Apparently Remo's knocking had awakened the rest of the firehouse personnel. As he entered, several men were lumbering down the wide staircase at the side of the building, wiping sleep from their eyes with pudgy fingers.

The name Bob was stitched on the T-shirt of the man at the door. He had been given the nickname "Burly Bob" by his fellow firemen. It was a sobriquet that hardly acted to distinguish him from his firefighting brethren, since most of the sleepy-faced men who were even now stumbling tiredly out into the main garage bays of the station house tipped the scales in excess of five hundred pounds.

Scanning the sea of ponderous bellies and sagging bosoms, Remo worried for the fate of any cat unfortunate enough to get caught in a Lowell tree. Come autumn, he envisioned a lot of bent ladders and crippled cherry pickers, as well as dozens upon dozens of feline skeletons clutching desperately on to naked maple branches.

"Hey, Joe!" Burly Bob yelled up the staircase. "Guy's here to see you!

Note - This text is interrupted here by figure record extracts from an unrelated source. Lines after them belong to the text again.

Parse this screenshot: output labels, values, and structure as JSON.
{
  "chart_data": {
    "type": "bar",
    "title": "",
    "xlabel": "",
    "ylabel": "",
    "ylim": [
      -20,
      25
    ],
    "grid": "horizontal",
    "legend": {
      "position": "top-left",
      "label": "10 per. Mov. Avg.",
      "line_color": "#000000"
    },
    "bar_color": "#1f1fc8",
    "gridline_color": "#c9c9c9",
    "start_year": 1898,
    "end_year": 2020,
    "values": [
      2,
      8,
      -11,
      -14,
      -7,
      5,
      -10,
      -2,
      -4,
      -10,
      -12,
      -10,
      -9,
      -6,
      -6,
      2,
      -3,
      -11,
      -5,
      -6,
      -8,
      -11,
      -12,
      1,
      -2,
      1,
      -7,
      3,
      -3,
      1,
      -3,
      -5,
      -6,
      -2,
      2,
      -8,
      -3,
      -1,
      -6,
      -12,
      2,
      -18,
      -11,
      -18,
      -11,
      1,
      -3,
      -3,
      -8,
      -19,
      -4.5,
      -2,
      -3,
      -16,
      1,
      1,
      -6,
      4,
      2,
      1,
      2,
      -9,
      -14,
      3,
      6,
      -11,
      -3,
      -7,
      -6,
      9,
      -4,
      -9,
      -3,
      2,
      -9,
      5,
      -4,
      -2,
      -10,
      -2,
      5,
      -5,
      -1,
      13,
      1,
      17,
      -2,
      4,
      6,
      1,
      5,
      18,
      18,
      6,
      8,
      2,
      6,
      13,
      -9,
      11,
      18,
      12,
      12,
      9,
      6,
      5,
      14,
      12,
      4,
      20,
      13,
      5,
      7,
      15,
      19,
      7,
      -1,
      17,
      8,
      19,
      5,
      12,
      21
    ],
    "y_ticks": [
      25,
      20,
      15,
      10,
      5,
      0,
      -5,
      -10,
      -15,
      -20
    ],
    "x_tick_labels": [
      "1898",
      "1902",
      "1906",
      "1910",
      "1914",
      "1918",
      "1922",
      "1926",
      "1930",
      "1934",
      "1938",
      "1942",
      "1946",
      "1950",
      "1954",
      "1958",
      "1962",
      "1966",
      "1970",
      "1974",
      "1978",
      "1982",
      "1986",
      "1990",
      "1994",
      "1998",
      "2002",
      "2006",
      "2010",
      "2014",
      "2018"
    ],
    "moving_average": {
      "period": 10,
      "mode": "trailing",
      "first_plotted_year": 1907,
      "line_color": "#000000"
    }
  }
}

Says he's a mayor!" He stumbled away from the door to join his comrades at a big coffee machine.

As the men slurped coffee and devoured pastries from an aluminum-foil-lined tray near the coffeemaker, Remo crossed his arms patiently. He hummed quietly to himself.

Smith's computers had caught Joe Bondurant while tirelessly searching the Internet. Online, he went by the name "Firefighter Joe," offering via the electronic ether a service that was at once abhorrent and completely contradictory to the goals of his chosen profession.